Come and explore the troglodyte houses in Châteauneuf-sur-Isère. Take a stroll around this charming place surrounded by nature. It is a favourite for those interested in heritage sites.
Châteauneuf-sur-Isère is halfway between Valence and Romans. You can get there by car and the car park is just 5 minutes walk away. You can also get there by bicycle, after leaving the green cycle path through Isère Valley. It is free-of-charge to access.
I went to explore these surprising ruins with my partner, for the "Heritage Day". We chose to take part in a tour with a commentary from a member of the village council, who told us all about the history of these troglodyte houses, built into the rock.
A historical place
We learn that these houses were built into the soft rock, in a molasse hilltop. This dwelling therefore played a part in the stone extraction trade, providing materials for various constructions in Valence (Saint-Apollinaire cathedral, Maison des Têtes, etc..), in Romans sur Isère (St Barnard collegiate church...) and in the surrounding area.

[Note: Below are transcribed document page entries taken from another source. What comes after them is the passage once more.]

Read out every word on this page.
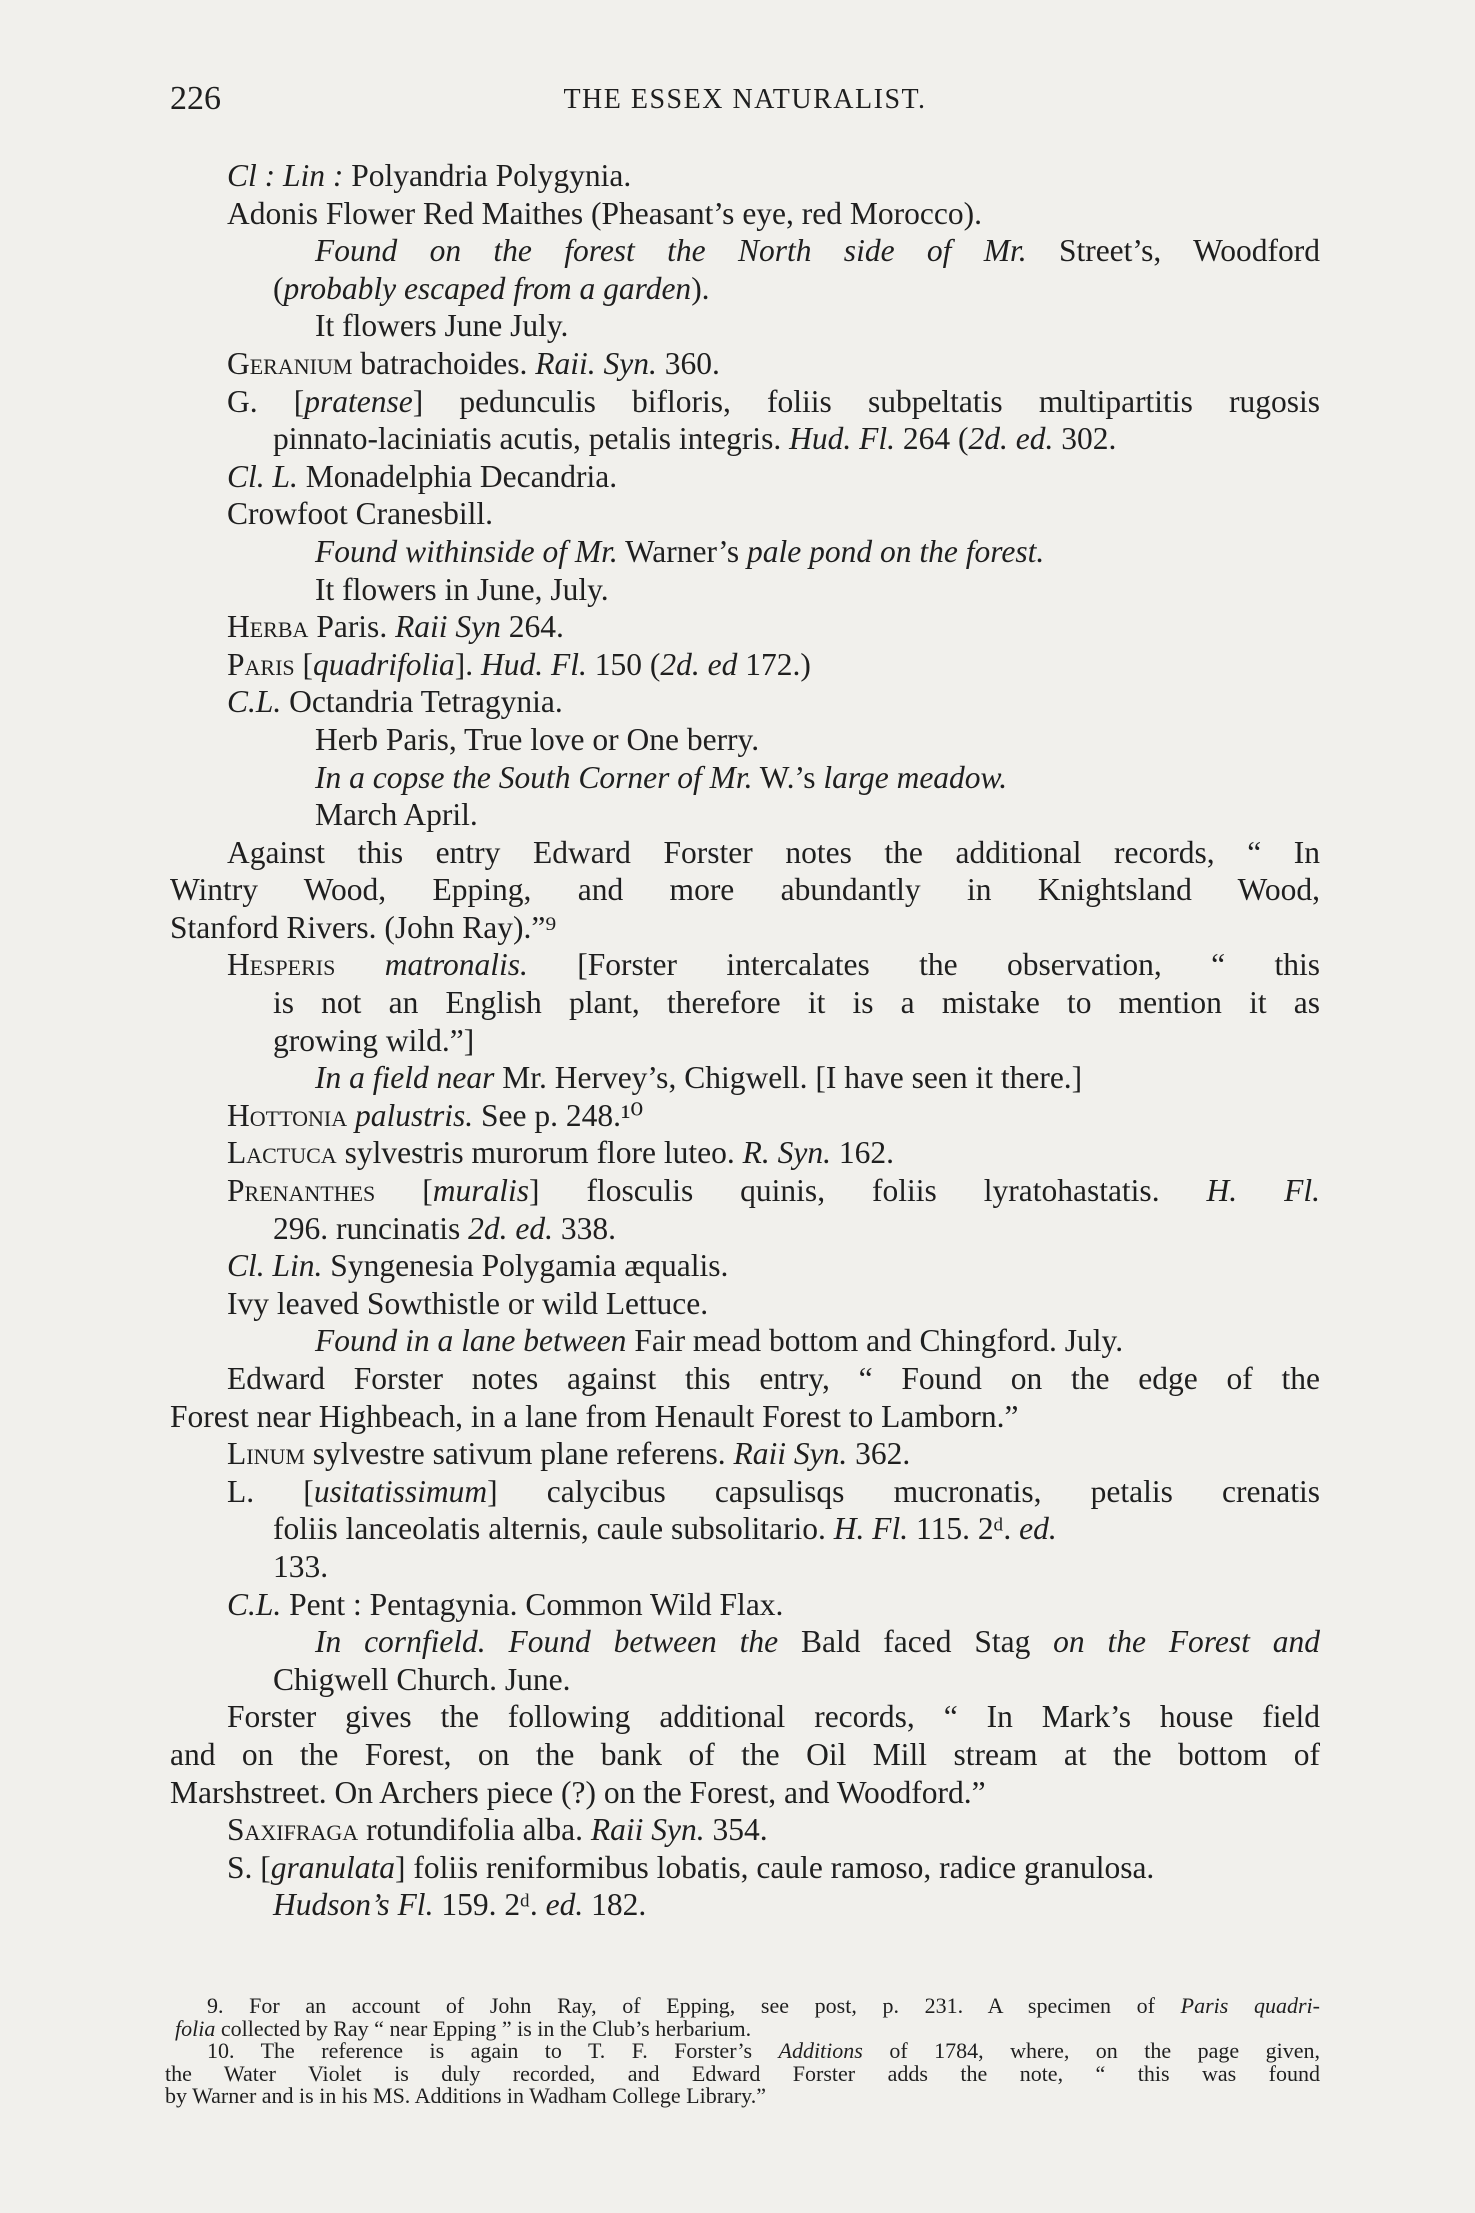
226	THE ESSEX NATURALIST.
Cl : Lin : Polyandria Polygynia.
Adonis Flower Red Maithes (Pheasant’s eye, red Morocco).
Found on the forest the North side of Mr. Street’s, Woodford
(probably escaped from a garden).
It flowers June July.
Geranium batrachoides. Raii. Syn. 360.
G. [pratense] pedunculis bifloris, foliis subpeltatis multipartitis rugosis
pinnato-laciniatis acutis, petalis integris. Hud. Fl. 264 (2d. ed. 302.
Cl. L. Monadelphia Decandria.
Crowfoot Cranesbill.
Found withinside of Mr. Warner’s pale pond on the forest.
It flowers in June, July.
Herba Paris. Raii Syn 264.
Paris [quadrifolia]. Hud. Fl. 150 (2d. ed 172.)
C.L. Octandria Tetragynia.
Herb Paris, True love or One berry.
In a copse the South Corner of Mr. W.’s large meadow.
March April.
Against this entry Edward Forster notes the additional records, “ In
Wintry Wood, Epping, and more abundantly in Knightsland Wood,
Stanford Rivers. (John Ray).”⁹
Hesperis matronalis. [Forster intercalates the observation, “ this
is not an English plant, therefore it is a mistake to mention it as
growing wild.”]
In a field near Mr. Hervey’s, Chigwell. [I have seen it there.]
Hottonia palustris. See p. 248.¹⁰
Lactuca sylvestris murorum flore luteo. R. Syn. 162.
Prenanthes [muralis] flosculis quinis, foliis lyratohastatis. H. Fl.
296. runcinatis 2d. ed. 338.
Cl. Lin. Syngenesia Polygamia æqualis.
Ivy leaved Sowthistle or wild Lettuce.
Found in a lane between Fair mead bottom and Chingford. July.
Edward Forster notes against this entry, “ Found on the edge of the
Forest near Highbeach, in a lane from Henault Forest to Lamborn.”
Linum sylvestre sativum plane referens. Raii Syn. 362.
L. [usitatissimum] calycibus capsulisqs mucronatis, petalis crenatis
foliis lanceolatis alternis, caule subsolitario. H. Fl. 115. 2ᵈ. ed.
133.
C.L. Pent : Pentagynia. Common Wild Flax.
In cornfield. Found between the Bald faced Stag on the Forest and
Chigwell Church. June.
Forster gives the following additional records, “ In Mark’s house field
and on the Forest, on the bank of the Oil Mill stream at the bottom of
Marshstreet. On Archers piece (?) on the Forest, and Woodford.”
Saxifraga rotundifolia alba. Raii Syn. 354.
S. [granulata] foliis reniformibus lobatis, caule ramoso, radice granulosa.
Hudson’s Fl. 159. 2ᵈ. ed. 182.
9. For an account of John Ray, of Epping, see post, p. 231. A specimen of Paris quadri-
folia collected by Ray “ near Epping ” is in the Club’s herbarium.
10. The reference is again to T. F. Forster’s Additions of 1784, where, on the page given,
the Water Violet is duly recorded, and Edward Forster adds the note, “ this was found
by Warner and is in his MS. Additions in Wadham College Library.”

The extraction of molasse began in the Roman era and ended at the beginning of the 20th century. This place was chosen as the location for these dwellings because here it was easy to dig into the molasse cliffs to extract the stone, and water was in abundance. The hill was therefore transformed into a veritable troglodyte district. Dozens of cavities have been recorded in this town, now known as "the village with a hundred troglodyte houses".
The legend of Saint-Hugues left its mark on the history of this place. As a native of the village, bishop of Grenoble and creator of the Chartreux order, he inspired numerous religious beliefs, including the legend of the miraculous source.
Between 1895 and 1939, this was the location for a vast pilgrimage, gathering catholics who came to enjoy the benefits of the source. According to legend, this water was able to restore sight and bring down a fever.
A place to protect
Today, there are a dozen troglodyte houses that are still in good condition, some caves, the miraculous source and the ruins of a 15th-century dwelling.
This place of historical and geological interest requires frequent restoration work. The town has in fact recently received a cheque for 50,000 euros to help preserve this historical and geological place (thanks to the Heritage mission led by French TV presenter Stéphane Bern).
After exploring these unique troglodyte dwellings, I recommend going for a walk along the Chemin des Carriers. This footpath takes you on a discovery of the heritage of Châteauneuf-sur-Isère with informative panels along the way about the heritage sites, local history and gourmet specialities.
This pleasant walk takes you through a wooded area and preserved natural environment. There are some great views of the Vercors mountains, the Ardèche and Drôme des Collines. Children will also enjoy the games provided especially for them.